Da der Färbevorgang schmutzig werden kann, empfiehlt es sich, dass Sie alte Kleidung tragen. Ebenso sind eine fetthaltige Creme, ein Kamm, Plastikhandschuhe, Watte sowie ein altes Handtuch hilfreich. Zum Anrühren der Haarfarbe benötigen Sie zudem eine Schüssel und einen Esslöffel. Das Pulver wird in äußerst heißem Wasser angerührt. Die Menge hängt dabei von der Länge Ihrer Haare ab. Für langes Haar werden meist 2 Packungen Hennapulver benötigt. Möchten Sie ihr Haar neben dem Färben auch noch pflegen, so geben Sie ein wenig Öl und etwas Zitronensaft hinzu. Sesam- oder Olivenöl ist besonders reichhaltig an Oxidantien und spenden Feuchtigkeit. Kurz bevor Sie mit der Färbung beginnen wollen, rühren Sie den Brei an. Beim Auftragen sollte er noch immer eine leicht warme Temperatur haben. Kämmen Sie zudem das Haar gut durch und tragen Sie die Farbe vorsichtig auf den Kopf auf. Um unliebsame Färbungen auf der Haut zu vermeiden, cremen Sie die Ansätze mit der Fettcreme ein. Wickeln Sie anschließend das Handtuch um das Haar und lassen Sie alles circa 3 Stunden einwirken. Danach muss die Farbe gründlich ausgewaschen werden.

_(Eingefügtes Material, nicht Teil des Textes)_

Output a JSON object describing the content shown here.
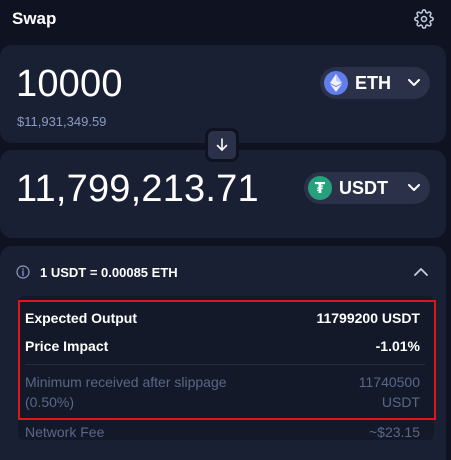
{
  "header": {
    "title": "Swap",
    "settings_icon": "gear-icon"
  },
  "from": {
    "amount": "10000",
    "usd_value": "$11,931,349.59",
    "token": {
      "symbol": "ETH",
      "icon": "ethereum-icon",
      "color": "#627eea"
    }
  },
  "switch": {
    "icon": "arrow-down-icon"
  },
  "to": {
    "amount": "11,799,213.71",
    "token": {
      "symbol": "USDT",
      "icon": "tether-icon",
      "color": "#26a17b",
      "glyph": "₮"
    }
  },
  "details": {
    "rate": "1 USDT = 0.00085 ETH",
    "rows": [
      {
        "label": "Expected Output",
        "value": "11799200 USDT"
      },
      {
        "label": "Price Impact",
        "value": "-1.01%"
      }
    ],
    "min_received": {
      "label_line1": "Minimum received after slippage",
      "label_line2": "(0.50%)",
      "value_line1": "11740500",
      "value_line2": "USDT"
    },
    "network_fee": {
      "label": "Network Fee",
      "value": "~$23.15"
    }
  },
  "colors": {
    "background": "#0e1221",
    "panel": "#1a2033",
    "highlight": "#e0141b",
    "muted_text": "#5a6788"
  }
}
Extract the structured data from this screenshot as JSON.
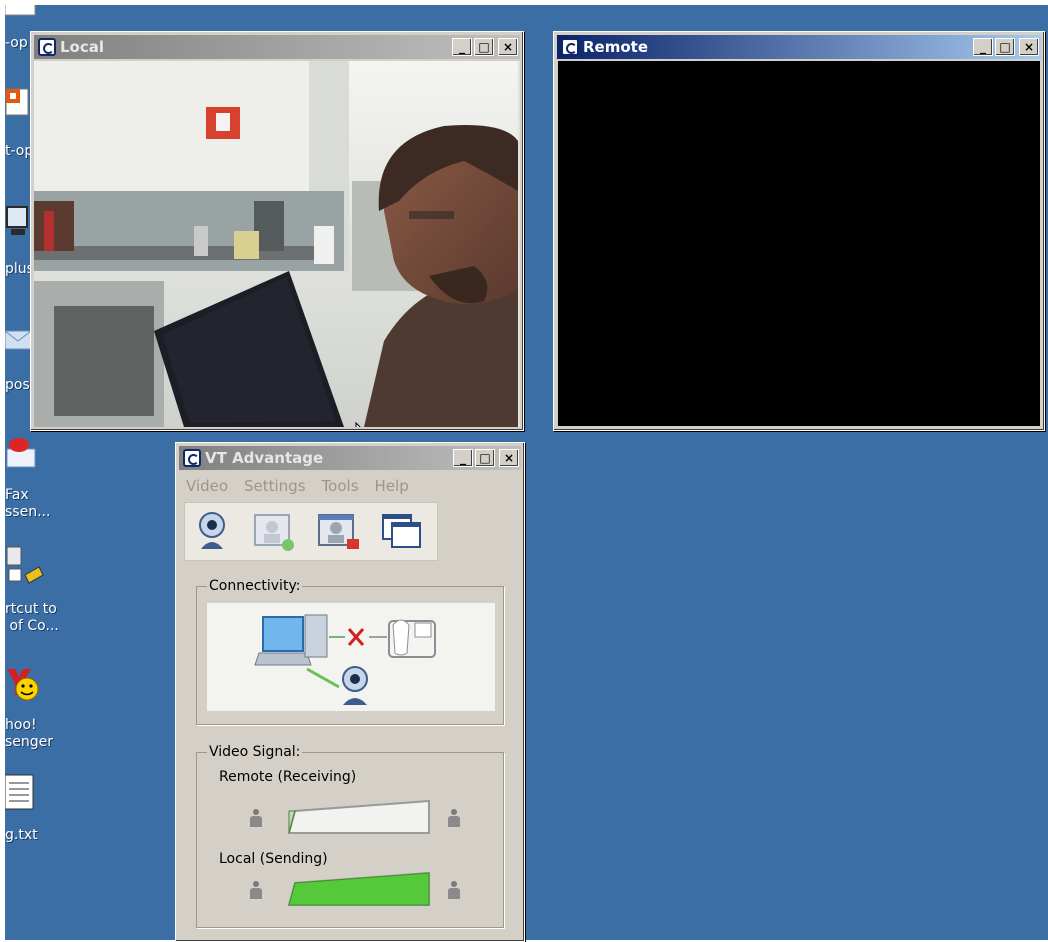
{
  "desktop": {
    "icons": [
      {
        "id": "doc",
        "label": "-op"
      },
      {
        "id": "ppt",
        "label": "t-op"
      },
      {
        "id": "monitor",
        "label": "plus"
      },
      {
        "id": "mail",
        "label": "pose"
      },
      {
        "id": "fax",
        "label": "Fax\nssen..."
      },
      {
        "id": "shortcut",
        "label": "rtcut to\n of Co..."
      },
      {
        "id": "yahoo",
        "label": "hoo!\nsenger"
      },
      {
        "id": "txt",
        "label": "g.txt"
      }
    ]
  },
  "local_window": {
    "title": "Local",
    "buttons": {
      "min": "_",
      "max": "□",
      "close": "×"
    }
  },
  "remote_window": {
    "title": "Remote",
    "buttons": {
      "min": "_",
      "max": "□",
      "close": "×"
    }
  },
  "vt_window": {
    "title": "VT Advantage",
    "buttons": {
      "min": "_",
      "max": "□",
      "close": "×"
    },
    "menu": [
      "Video",
      "Settings",
      "Tools",
      "Help"
    ],
    "toolbar": [
      "camera-icon",
      "add-video-icon",
      "stop-video-icon",
      "windows-icon"
    ],
    "connectivity": {
      "legend": "Connectivity:",
      "status_icons": [
        "computer-icon",
        "disconnected-x-icon",
        "ip-phone-icon",
        "camera-icon"
      ]
    },
    "video_signal": {
      "legend": "Video Signal:",
      "remote_label": "Remote (Receiving)",
      "local_label": "Local (Sending)",
      "remote_level": 0,
      "local_level": 1
    }
  },
  "colors": {
    "desktop": "#3a6ea5",
    "signal_active": "#56c93a",
    "signal_idle": "#e6e6e6",
    "disconnect": "#d22020"
  }
}
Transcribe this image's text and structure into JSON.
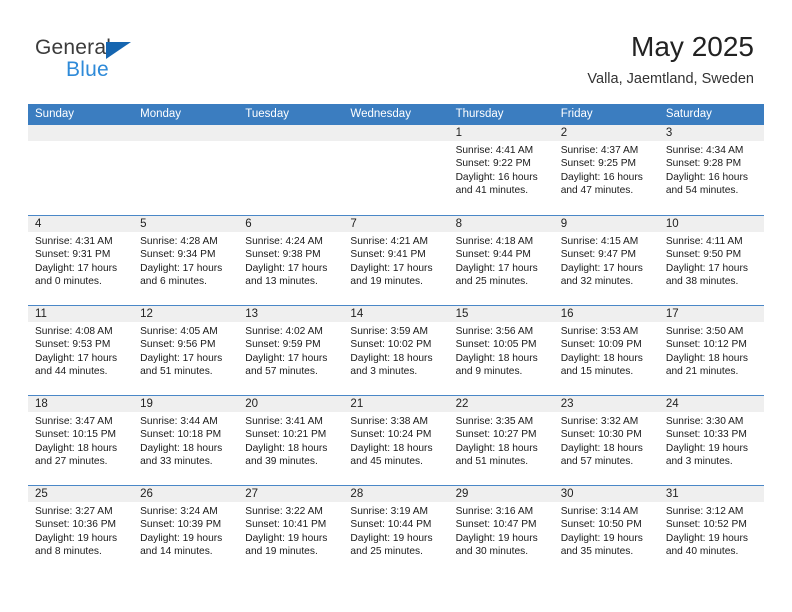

Was muss man bei Henne beachten?

Wie genau der Ton bei einer Färbung mit Henna wird, lässt sich oft nicht genau sagen. Entscheidend sind Ihre Ausgangsfarbe und auch Ihre Haardicke. Doch auch die Qualität der Hennafarbe hat einen großen Einfluss auf das Farbergebnis. Als Faustregel lässt sich jedoch sagen: Umso länger Sie die Farbe einwirken lassen, desto dunkler wird die Nuance. Und umso mehr Wärme Sie dabei aufwenden, desto besser werden die Farben halten.